Soon Authie was overlooking the back of Giraud’s property. The walls were painted the same powder yellow as at the front. A small, unlocked wooden gate led to a paved garden. Pendulous figs, almost black with sweetness, hung from a generous tree, which covered most of the terrace from the eyes of her neighbors. The terra-cotta tiles were stained purple where overripe figs had fallen and burst.
The glass back doors were framed beneath a wooden pergola covered with vines. Authie peered through and saw that, although the key was in the lock, the doors were also bolted top and bottom. Since he didn’t want to leave evidence, he looked around for another way in.

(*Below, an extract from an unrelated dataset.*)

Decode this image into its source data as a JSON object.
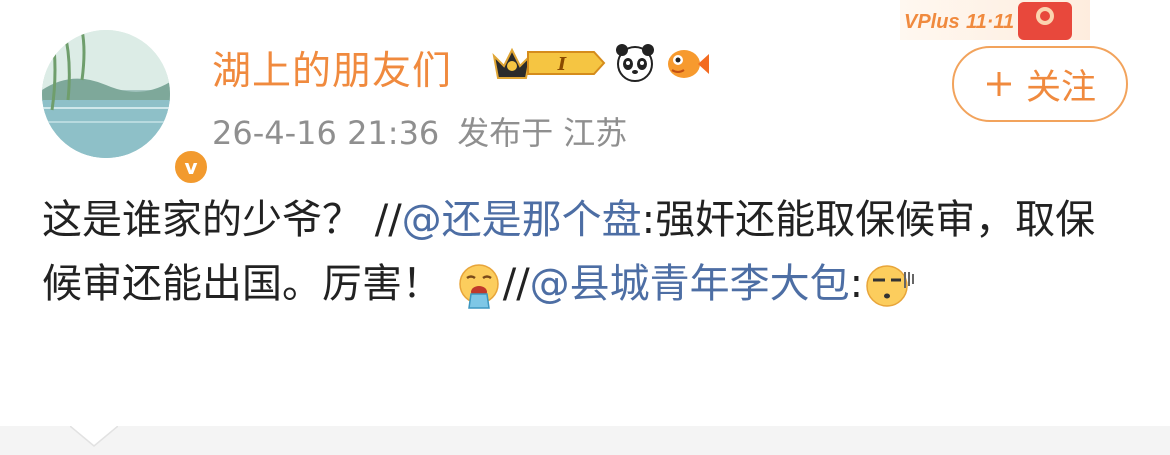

Alongside the French windows was a small kitchen window that had been left open at the top. Authie slipped on the latex gloves, threaded his arm through the gap and manipulated the old-fashioned clasp until he slipped the catch. It was stiff and the hinges groaned in complaint as he eased it open. When the gap was wide enough, he squeezed in his fingers and released the lower window.
A smell of olives and sour bread greeted him as he climbed in to the chill pantry. A wire guard protected the cheese board. The shelves contained bottles, jars of pickles, jams and mustard. On the table was a wooden chopping board and a white tea towel covering a few crumbs from an old baguette. Apricots sat in a colander in the sink, nearly overripe, waiting to be washed. Two glasses, upended, stood on the draining board.
Authie walked through into the main room. There was a bureau in the corner on which sat an old electric typewriter. He pressed the on/off button and it buzzed into life. He slipped a piece of paper in and struck a couple of keys. The letters appeared in a sharp black row on the page.
Sliding the machine forward, Authie searched the pigeonholes behind. Jeanne Giraud was an orderly woman and everything was clearly labeled and filed: bills in the first section, personal letters in the second, pension and insurance documents in the third, miscellaneous circulars and flyers in the last.